Previous pension programs that were not widely accepted because their funding came from the farmers themselves. The new pension is different - it is government funded.
The value of the pension differs across China, depending on the financial status of the relevant local government.
"My husband's mother can get 260 yuan pension each month. She was never covered by social insurance before," said Wang Huailan, 58, from Nancai Village, Shunyi District, Beijing.
Wang herself is able to receive 347 yuan per month from the urban-rural residents' pension insurance program.
In China's most impoverished province, Guizhou, 27 counties, or 30 percent of all counties, are covered by the pension scheme which benefits more than 1.91 million low-income farmers.

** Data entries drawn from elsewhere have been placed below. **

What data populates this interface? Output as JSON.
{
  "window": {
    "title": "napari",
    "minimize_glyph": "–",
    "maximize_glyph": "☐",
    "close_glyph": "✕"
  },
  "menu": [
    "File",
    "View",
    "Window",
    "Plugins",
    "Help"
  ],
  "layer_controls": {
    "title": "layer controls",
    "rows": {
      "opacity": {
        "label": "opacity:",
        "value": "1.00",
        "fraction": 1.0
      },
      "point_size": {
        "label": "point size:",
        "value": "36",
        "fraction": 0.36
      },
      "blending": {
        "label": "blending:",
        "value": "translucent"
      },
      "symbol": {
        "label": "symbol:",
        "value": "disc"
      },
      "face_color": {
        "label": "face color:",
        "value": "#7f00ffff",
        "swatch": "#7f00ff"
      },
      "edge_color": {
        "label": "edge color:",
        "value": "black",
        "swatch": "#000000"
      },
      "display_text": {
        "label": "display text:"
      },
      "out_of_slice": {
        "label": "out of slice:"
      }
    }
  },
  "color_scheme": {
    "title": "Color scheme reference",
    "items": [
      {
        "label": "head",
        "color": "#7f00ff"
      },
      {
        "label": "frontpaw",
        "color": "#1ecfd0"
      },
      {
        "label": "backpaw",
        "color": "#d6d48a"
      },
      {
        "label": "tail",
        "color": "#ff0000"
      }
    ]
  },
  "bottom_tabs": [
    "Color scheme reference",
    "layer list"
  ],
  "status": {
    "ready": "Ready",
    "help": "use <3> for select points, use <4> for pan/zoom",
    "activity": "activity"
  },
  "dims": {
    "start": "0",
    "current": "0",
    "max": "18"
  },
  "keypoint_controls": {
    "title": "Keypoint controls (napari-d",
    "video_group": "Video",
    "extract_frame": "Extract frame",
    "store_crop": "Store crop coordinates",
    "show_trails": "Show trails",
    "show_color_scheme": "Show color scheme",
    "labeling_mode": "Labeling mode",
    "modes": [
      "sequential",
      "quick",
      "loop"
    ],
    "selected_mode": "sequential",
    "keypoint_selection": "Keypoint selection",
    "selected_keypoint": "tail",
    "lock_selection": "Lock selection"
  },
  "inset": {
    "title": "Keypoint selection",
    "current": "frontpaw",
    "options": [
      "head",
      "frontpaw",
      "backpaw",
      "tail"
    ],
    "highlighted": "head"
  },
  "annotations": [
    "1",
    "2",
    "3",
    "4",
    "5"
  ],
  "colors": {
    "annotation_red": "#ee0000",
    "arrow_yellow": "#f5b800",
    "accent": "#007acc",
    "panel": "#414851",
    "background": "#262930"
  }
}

By the end of 2010, the rural pension scheme will reach 23 percent of all Chinese counties, Minister of Human Resources and Social Security Yin Weimin said in a recent statement.
China's elderly population is growing quickly, posing a new challenge for the government.
The number of elderly people aged 60 years or over in China in 2009 grew by 7.25 million to more than 167 million, a report by the Office of the China National Committee on Ageing said.
China has a population of 1.3 billion, with 56 percent of its citizens living in rural areas not covered by social security programs.
The rural pension scheme -- endorsed by the State Council, China's cabinet -- will ensure the basic living standards of elderly Chinese in rural areas and help narrow the standard-of-living gap between urban and rural areas.
Although it is a small sum of money, it is the start of a new era in China, Premier Wen Jiabao said in an interview with Xinhua at the end of 2009.